Lesson for Parents – Cyber Education is Must
Internet safety for children begins at home. Parents or guardians must explain to kids why talking to strangers or sharing personal information such as name, address, and phone number can be dangerous. Even harmless images can be doctored and used by bad elements to further their nefarious intentions. Since you can’t be sitting on their head all the time, talk to your kids in detail about these matters. “Don’t do this, don’t do that” approach might backfire. It is imperative that they understand “why” they are not supposed to do that and “what” can happen if they do. Schools are doing their bit in this regard; you pitch in too. Your words carry more weight.
Sextortion – The New Blackmail Spiraling Out of Control
Amanda Todd was like every other 15-year-old teenage girl. She wanted to make new friends online. The friendly chats went a bit further when one of her friends asked her to show her breasts on camera. This is when Amanda made that stupid mistake – complying to the request of an “online friend” she had never met in person.
Not long after, she began to be blackmailed by that person demanding more revealing images of herself and a “performance” lest her image be circulated amongst friends and family. The threats escalated and when demands were not met, the image was circulated all over the web. A never-ending experience of taunts, humiliation, and cyber bullying culminated in Amanda being unable to bear the pressure and eventually committing suicide.
As sharing sexts become common among teens, cases of sextortion (forcing someone to do sexual favors by threatening to leak naked pictures of the victim online) and blackmailing for money are spiraling out of control.

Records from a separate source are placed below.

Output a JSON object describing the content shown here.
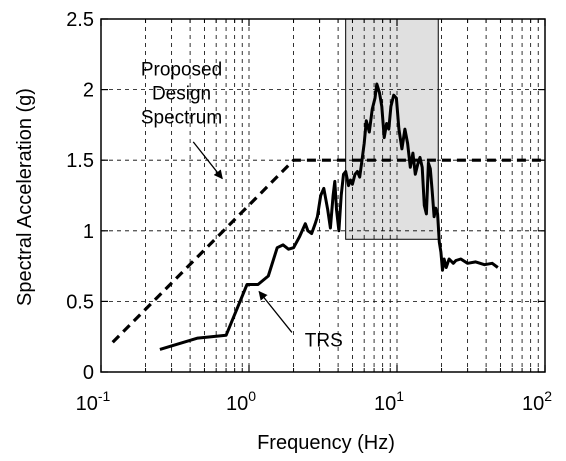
{
  "chart_data": {
    "type": "line",
    "title": "",
    "xlabel": "Frequency (Hz)",
    "ylabel": "Spectral Acceleration (g)",
    "xscale": "log",
    "xlim": [
      0.1,
      100
    ],
    "ylim": [
      0,
      2.5
    ],
    "x_ticks": [
      {
        "value": 0.1,
        "base": "10",
        "exp": "-1"
      },
      {
        "value": 1,
        "base": "10",
        "exp": "0"
      },
      {
        "value": 10,
        "base": "10",
        "exp": "1"
      },
      {
        "value": 100,
        "base": "10",
        "exp": "2"
      }
    ],
    "y_ticks": [
      {
        "value": 0,
        "label": "0"
      },
      {
        "value": 0.5,
        "label": "0.5"
      },
      {
        "value": 1,
        "label": "1"
      },
      {
        "value": 1.5,
        "label": "1.5"
      },
      {
        "value": 2,
        "label": "2"
      },
      {
        "value": 2.5,
        "label": "2.5"
      }
    ],
    "grid": true,
    "shaded_region": {
      "x": [
        4.5,
        19
      ],
      "y": [
        0.94,
        2.5
      ],
      "color": "#e0e0e0"
    },
    "series": [
      {
        "name": "Proposed Design Spectrum",
        "style": "dashed",
        "color": "#000000",
        "x": [
          0.12,
          2,
          100
        ],
        "y": [
          0.21,
          1.5,
          1.5
        ]
      },
      {
        "name": "TRS",
        "style": "solid",
        "color": "#000000",
        "x": [
          0.25,
          0.45,
          0.7,
          0.97,
          1.15,
          1.35,
          1.55,
          1.7,
          1.85,
          2.0,
          2.2,
          2.4,
          2.5,
          2.65,
          2.8,
          2.9,
          3.05,
          3.2,
          3.4,
          3.55,
          3.7,
          3.8,
          3.9,
          4.05,
          4.2,
          4.35,
          4.5,
          4.7,
          4.85,
          5.0,
          5.2,
          5.4,
          5.6,
          5.8,
          6.0,
          6.2,
          6.5,
          6.8,
          7.1,
          7.3,
          7.6,
          7.9,
          8.2,
          8.5,
          8.8,
          9.1,
          9.5,
          9.9,
          10.3,
          10.8,
          11.3,
          11.8,
          12.3,
          12.8,
          13.3,
          13.8,
          14.3,
          14.8,
          15.3,
          15.8,
          16.3,
          16.8,
          17.3,
          17.8,
          18.3,
          18.8,
          19.3,
          19.8,
          20.3,
          20.8,
          21.5,
          22.5,
          24,
          25,
          27,
          30,
          34,
          39,
          44,
          48
        ],
        "y": [
          0.16,
          0.24,
          0.26,
          0.62,
          0.62,
          0.68,
          0.88,
          0.9,
          0.87,
          0.88,
          0.96,
          1.05,
          1.0,
          0.98,
          1.05,
          1.1,
          1.25,
          1.3,
          1.15,
          1.02,
          1.25,
          1.35,
          1.15,
          1.0,
          1.25,
          1.4,
          1.42,
          1.32,
          1.36,
          1.33,
          1.4,
          1.42,
          1.38,
          1.5,
          1.62,
          1.78,
          1.7,
          1.86,
          1.94,
          2.04,
          1.98,
          1.88,
          1.66,
          1.76,
          1.72,
          1.88,
          1.96,
          1.94,
          1.72,
          1.58,
          1.72,
          1.62,
          1.45,
          1.55,
          1.4,
          1.47,
          1.52,
          1.45,
          1.18,
          1.12,
          1.48,
          1.44,
          1.28,
          1.1,
          1.16,
          1.12,
          0.92,
          0.85,
          0.72,
          0.8,
          0.74,
          0.8,
          0.77,
          0.79,
          0.8,
          0.77,
          0.78,
          0.76,
          0.77,
          0.74
        ]
      }
    ],
    "annotations": [
      {
        "lines": [
          "Proposed",
          "Design",
          "Spectrum"
        ],
        "text_at": {
          "x": 0.35,
          "y": 2.1
        },
        "arrow_from": {
          "x": 0.42,
          "y": 1.63
        },
        "arrow_to": {
          "x": 0.66,
          "y": 1.37
        }
      },
      {
        "lines": [
          "TRS"
        ],
        "text_at": {
          "x": 3.2,
          "y": 0.18
        },
        "arrow_from": {
          "x": 1.95,
          "y": 0.28
        },
        "arrow_to": {
          "x": 1.17,
          "y": 0.57
        }
      }
    ]
  }
}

The FBI admits that the crime has reached unprecedented levels and it’s becoming increasingly difficult to keep up with the cases.
Sextortion is not just limited to girls as boys are increasingly becoming the targets of this. A whole crime syndicate in Philippines targeted boys across the world by using social media. They then entice them to use video calls to engage in cybersex. Using pre-recorded videos of girls undressing, boys are enticed to do the same. Unsuspecting boys are then recorded and blackmailed for money.
All victims, be it boys or girls, give in to the demands of the predator (be it giving money or meeting his perverted desires) in the hope that the blackmailer won’t circulate their images or videos online. And all are too embarrassed to share the problem with parents and approach the police making it more difficult to catch the criminals.
Lesson for Parents: Win a Child’s Trust
Children are not speaking up. Embarrassment and fear of punishment is holding them back. As kids, they can’t always be trusted to make the right decisions. One mistake and they tend to cover up by making more. All this time they are bottling up shame and fear inside.
One FBI special agent advices parents to talk to their children and let them know if they reach out to you.Parents of sextortion victims wish that their kids had come to them earlier and told them the truth before it got so big. Talk to your kids like a friend and assure them that you stand with them, no matter what.